Aggregate patterns over time: Keep the comments in a NotebookLM notebook. The model can track which skills each student keeps missing, surface cohort-level patterns you might not notice, suggest targeted mini-lessons for common problems, and even flag potential grade inflation by comparing your standards across different assignments.

Audit your grading pipeline ruthlessly: Identify every step where a model could draft initial responses while keeping final judgment human. Start small – maybe just the mechanical aspects of feedback first – and gradually expand to more complex tasks as you build trust in the workflow.

What else can we do?

The road ahead

If creativity is already recombinant, the question is no longer whether machines will join the collage but how we curate the pieces.

In the late 2010s, most people in AI thought the path to general intelligence was through agent-based learning: AIs that acted in a world, observed the consequences, and learned from them. These were the kinds of systems that could beat Garry Kasparov at chess or learn to play any video game by trial and error – fail, retry, optimize.

It turns out we may have been lucky that this isn't the version of AI that took off. Those agentic systems – powerful but fundamentally a-linguistic, illiterate, and ignorant of humans and our society – operate through brute interaction. If scaled to real-world action, their mode of learning would've been: try it, see what breaks. Not metaphorically, but literally.

Instead, what took off were the language models. They don't "act" in the world – not yet – they read it. They ingest human culture: books, code, comments, blog posts, research papers, jokes, rants. They "know" us in a way those agentic systems never could. Not perfectly, not transparently. You can't always peer inside and see why an LLM said what it did. And often, neither can the model itself.

But still: you can talk to it. That's new. And profound. This kind of AI doesn't thrash around trying to learn what a doorknob does. It's read enough to get it. And while it might not have a theory of mind, it simulates conversation as if it does, and that turns out to be enough for a lot of practical tasks.
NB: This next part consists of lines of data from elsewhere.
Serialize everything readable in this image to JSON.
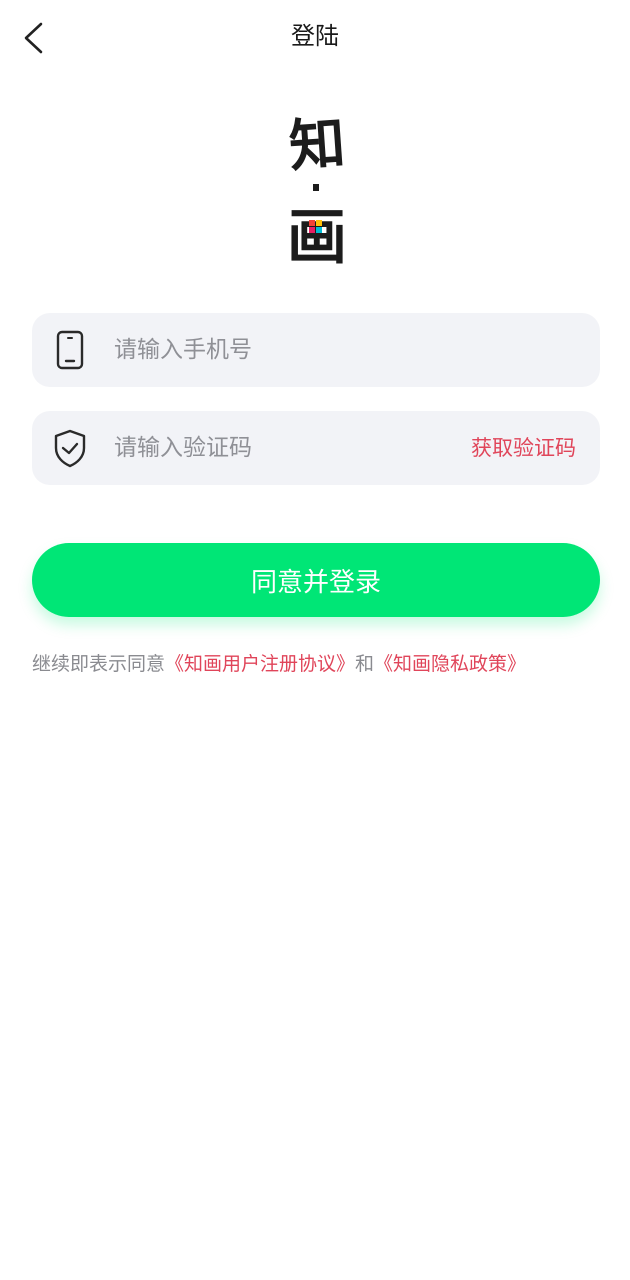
{
  "header": {
    "title": "登陆",
    "back_icon": "chevron-left-icon"
  },
  "logo": {
    "char_top": "知",
    "char_bottom": "画",
    "colors": [
      "#f44336",
      "#ffc107",
      "#00bcd4",
      "#e91e63"
    ]
  },
  "phone_field": {
    "icon": "phone-icon",
    "value": "",
    "placeholder": "请输入手机号"
  },
  "code_field": {
    "icon": "shield-check-icon",
    "value": "",
    "placeholder": "请输入验证码",
    "get_code_label": "获取验证码"
  },
  "login_button": {
    "label": "同意并登录"
  },
  "agreement": {
    "prefix": "继续即表示同意",
    "user_agreement": "《知画用户注册协议》",
    "conjunction": "和",
    "privacy_policy": "《知画隐私政策》"
  },
  "colors": {
    "accent_green": "#00e676",
    "link_red": "#e0455a",
    "field_bg": "#f2f3f7",
    "placeholder_gray": "#8f9096"
  }
}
Now, carefully laid-out projections suggest we could have artificial general intelligence, potentially superintelligence, in 2 to 5 years. Not just tools we control from our laptops, but systems that improve themselves, replicate themselves, commandeer manufacturing capacity. It's not clear we'll remain the ones deciding what work gets done. And this isn't distant science fiction. This could happen before many of us reach retirement.
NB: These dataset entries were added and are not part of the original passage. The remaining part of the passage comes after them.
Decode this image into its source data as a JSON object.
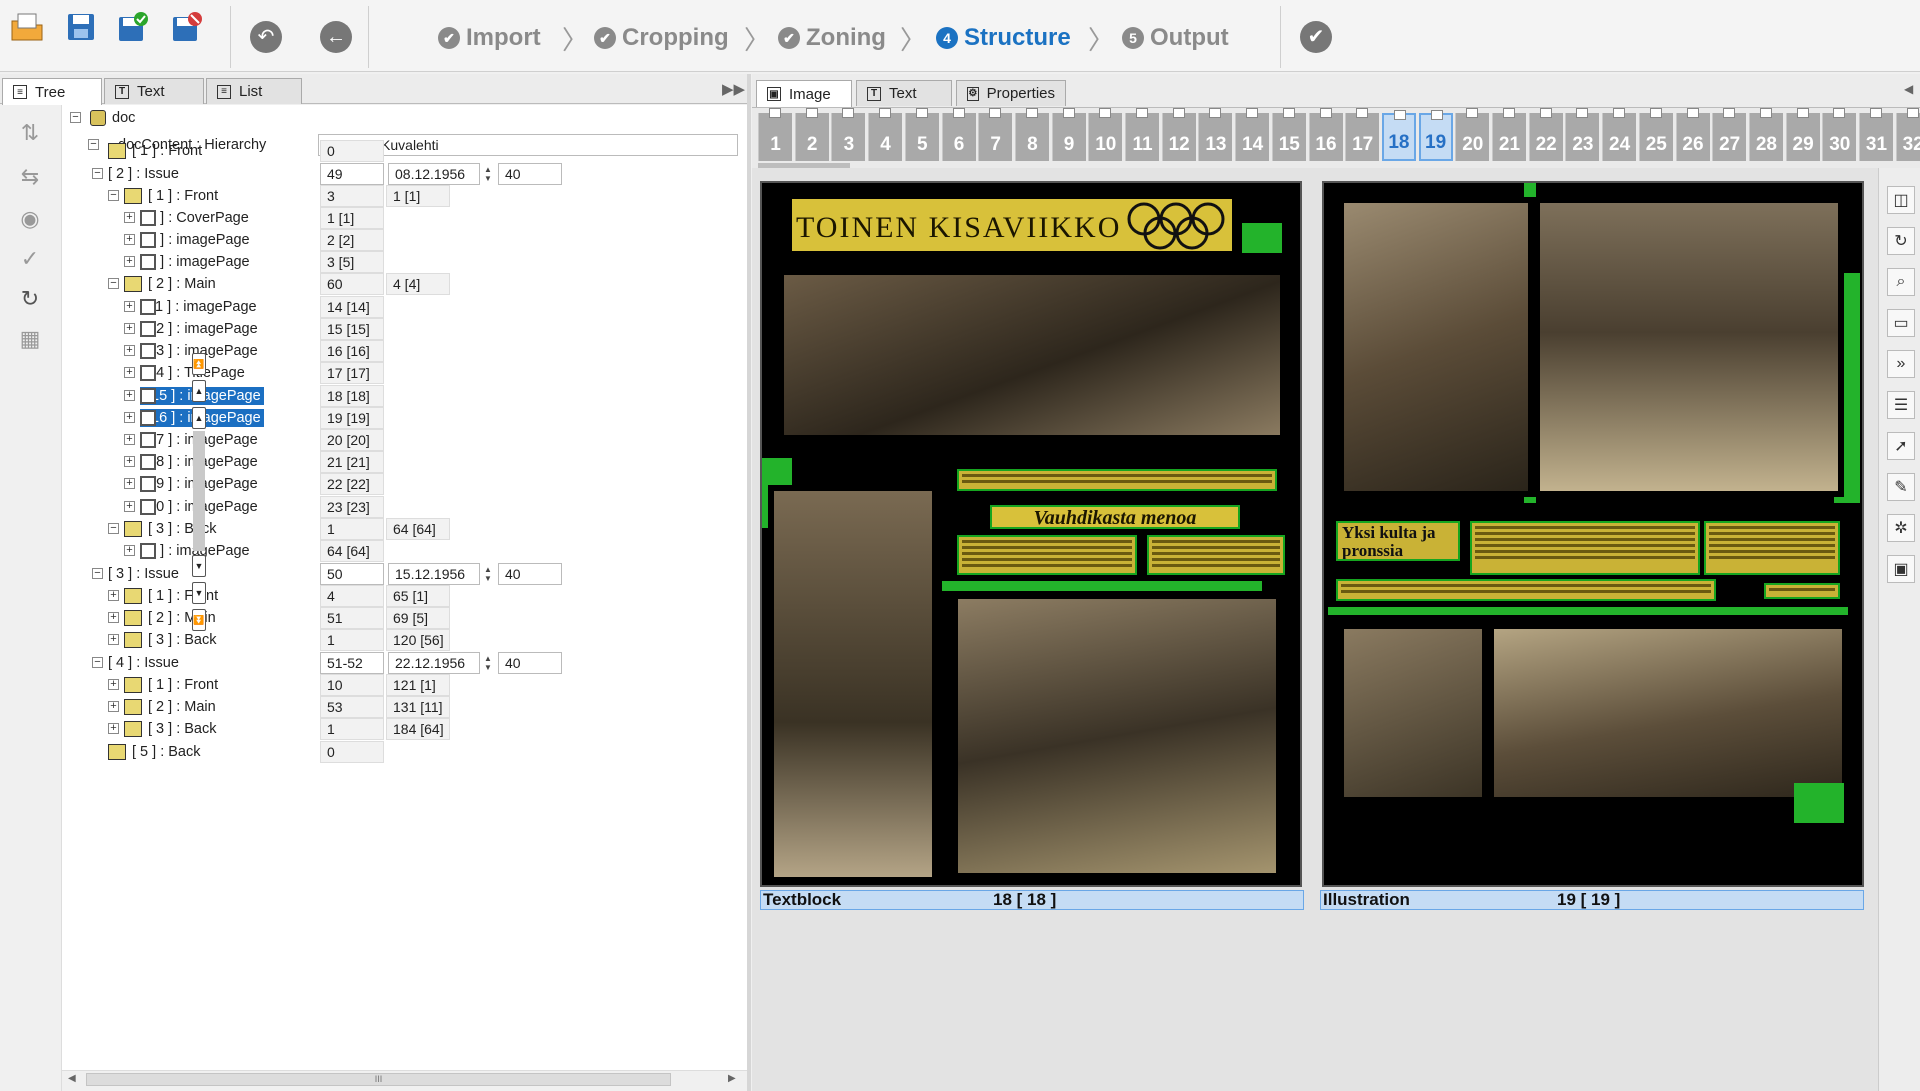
{
  "toolbar": {
    "steps": [
      {
        "num": "✔",
        "label": "Import"
      },
      {
        "num": "✔",
        "label": "Cropping"
      },
      {
        "num": "✔",
        "label": "Zoning"
      },
      {
        "num": "4",
        "label": "Structure"
      },
      {
        "num": "5",
        "label": "Output"
      }
    ],
    "active_step": "Structure"
  },
  "left_tabs": [
    "Tree",
    "Text",
    "List"
  ],
  "right_tabs": [
    "Image",
    "Text",
    "Properties"
  ],
  "tree": {
    "root": "doc",
    "content": "docContent : Hierarchy",
    "content_value": "Suomen Kuvalehti",
    "rows": [
      {
        "label": "[ 1 ] : Front",
        "f1": "0"
      },
      {
        "label": "[ 2 ] : Issue",
        "f1": "49",
        "f2": "08.12.1956",
        "f3": "40"
      },
      {
        "label": "[ 1 ] : Front",
        "f1": "3",
        "f2": "1 [1]"
      },
      {
        "label": "[ 1 ] : CoverPage",
        "f1": "1 [1]"
      },
      {
        "label": "[ 2 ] : imagePage",
        "f1": "2 [2]"
      },
      {
        "label": "[ 3 ] : imagePage",
        "f1": "3 [5]"
      },
      {
        "label": "[ 2 ] : Main",
        "f1": "60",
        "f2": "4 [4]"
      },
      {
        "label": "[ 11 ] : imagePage",
        "f1": "14 [14]"
      },
      {
        "label": "[ 12 ] : imagePage",
        "f1": "15 [15]"
      },
      {
        "label": "[ 13 ] : imagePage",
        "f1": "16 [16]"
      },
      {
        "label": "[ 14 ] : TitlePage",
        "f1": "17 [17]"
      },
      {
        "label": "[ 15 ] : imagePage",
        "f1": "18 [18]"
      },
      {
        "label": "[ 16 ] : imagePage",
        "f1": "19 [19]"
      },
      {
        "label": "[ 17 ] : imagePage",
        "f1": "20 [20]"
      },
      {
        "label": "[ 18 ] : imagePage",
        "f1": "21 [21]"
      },
      {
        "label": "[ 19 ] : imagePage",
        "f1": "22 [22]"
      },
      {
        "label": "[ 20 ] : imagePage",
        "f1": "23 [23]"
      },
      {
        "label": "[ 3 ] : Back",
        "f1": "1",
        "f2": "64 [64]"
      },
      {
        "label": "[ 1 ] : imagePage",
        "f1": "64 [64]"
      },
      {
        "label": "[ 3 ] : Issue",
        "f1": "50",
        "f2": "15.12.1956",
        "f3": "40"
      },
      {
        "label": "[ 1 ] : Front",
        "f1": "4",
        "f2": "65 [1]"
      },
      {
        "label": "[ 2 ] : Main",
        "f1": "51",
        "f2": "69 [5]"
      },
      {
        "label": "[ 3 ] : Back",
        "f1": "1",
        "f2": "120 [56]"
      },
      {
        "label": "[ 4 ] : Issue",
        "f1": "51-52",
        "f2": "22.12.1956",
        "f3": "40"
      },
      {
        "label": "[ 1 ] : Front",
        "f1": "10",
        "f2": "121 [1]"
      },
      {
        "label": "[ 2 ] : Main",
        "f1": "53",
        "f2": "131 [11]"
      },
      {
        "label": "[ 3 ] : Back",
        "f1": "1",
        "f2": "184 [64]"
      },
      {
        "label": "[ 5 ] : Back",
        "f1": "0"
      }
    ],
    "selected": [
      "[ 15 ] : imagePage",
      "[ 16 ] : imagePage"
    ]
  },
  "page_strip": {
    "pages": [
      "1",
      "2",
      "3",
      "4",
      "5",
      "6",
      "7",
      "8",
      "9",
      "10",
      "11",
      "12",
      "13",
      "14",
      "15",
      "16",
      "17",
      "18",
      "19",
      "20",
      "21",
      "22",
      "23",
      "24",
      "25",
      "26",
      "27",
      "28",
      "29",
      "30",
      "31",
      "32"
    ],
    "current": [
      "18",
      "19"
    ]
  },
  "spread": {
    "left": {
      "headline": "TOINEN KISAVIIKKO",
      "subhead": "Vauhdikasta menoa",
      "caption_type": "Textblock",
      "caption_page": "18 [ 18 ]"
    },
    "right": {
      "subhead": "Yksi kulta ja pronssia",
      "caption_type": "Illustration",
      "caption_page": "19 [ 19 ]"
    }
  },
  "scrollbar": {
    "thumb": "III"
  },
  "icons": {
    "toolbar": [
      "open-folder-icon",
      "save-icon",
      "save-approve-icon",
      "save-reject-icon",
      "undo-icon",
      "back-icon",
      "finish-icon"
    ],
    "left_tools": [
      "move-node-icon",
      "split-node-icon",
      "approve-node-icon",
      "check-node-icon",
      "refresh-icon",
      "layout-icon"
    ],
    "right_tools": [
      "double-page-icon",
      "rotate-icon",
      "zoom-icon",
      "single-page-icon",
      "next-pages-icon",
      "text-lines-icon",
      "pointer-icon",
      "draw-icon",
      "film-icon",
      "frame-icon"
    ]
  },
  "colors": {
    "accent": "#1b72c2",
    "zone": "#23b32b",
    "selection": "#1b6fc2"
  }
}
If that's the case – if machines can do most of what we currently teach students to do, faster and better – then what are we really preparing students for? If we're training them for skills that help them earn a living now, we may be building bridges to nowhere.

But if we're lucky – if these systems remain aligned with human values and priorities – then what will matter most are the capacities that we've always valued: The ability to communicate clearly and listen well. The impulse to wonder and explore. The skills of creating and appreciating meaning and beauty. The courage to ask hard questions. The wisdom to strive to be good, to be kind.

I don't pretend English teachers are uniquely positioned to develop these capacities. But we are positioned. We work daily with the stuff of human meaning-making: stories, arguments, the architecture of persuasion, the music of language. We help students find their voices. In a world where machines can simulate any voice, that may be the most valuable thing we do.


"The Ecstasy of Influence" ended with a key that exposed every stolen line.

Today the key is in full public view: we all write with machines that remix the past at light speed. Our task is not to hide the seam but to show students how to stitch meaning deliberately.